What is the correct way to get predictions when model is trained with DataParallel?

I’ve trained a model which uses the following to make use of multiple GPUs.
model = nn.DataParallel(model)

I save the model with,
torch.save(model, model_home+‘best_model.pth’)

Load and run predictions:
best_model = torch.load(model_home+‘best_model.pth’)

predictions = best_model.predict(x_tensor)

I run into the below error:
ModuleAttributeError: ‘DataParallel’ object has no attribute ‘predict’

Thanks

ptrblck · October 16, 2021, 5:38am

In case your original model provides a predict method, you could use best_model.module.predict.
nn.DataParallel will use the forward method to in its data parallel approach and will ignore your custom methods. If you want to use predict in the same data parallel way, you would have to use it in your forward method instead.

scribblepad · October 18, 2021, 8:32pm

I tried to change it this way without the predict function when DataParallel was used while training.

predictions = best_model(x_tensor)

It seems to be predicting, but not sure if this is the right way?

ptrblck · October 18, 2021, 9:13pm

predictions = best_model(x_tensor) would call into __call__ and then into the forward method.
I don’t know how predict is defined and what the difference between it and forward would be.
In case both methods are doing the same, your approach should be fine.
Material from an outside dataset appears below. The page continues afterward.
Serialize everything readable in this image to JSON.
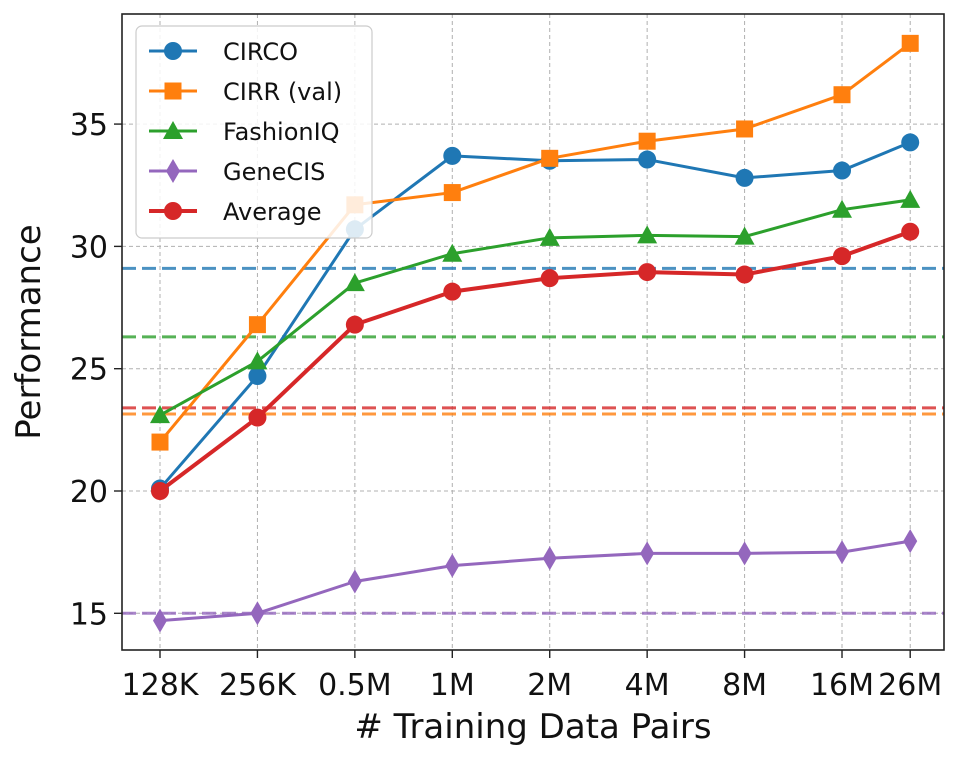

scribblepad · October 18, 2021, 9:43pm

Got it. thank you.
My understanding so far, for training without DataParallel, I can use predict function, other wise use the model(tensor) which would use call (then the forward method), which will work to get predictions.

ptrblck · October 18, 2021, 9:52pm

This might work, but note that it’s not a general rule since your predict method is a custom function which is not a standard method in nn.Module.
The usual and required workflow is to override the forward method. You should thus compare your predict method with the forward and check what the difference is.
nn.DataParallel doesn’t have any knowledge about custom methods (such as predict) and thus will use the standard forward method to use the data parallel approach.

scribblepad · October 28, 2021, 5:15pm

Got it. That makes sense. Will keep in mind. Thank you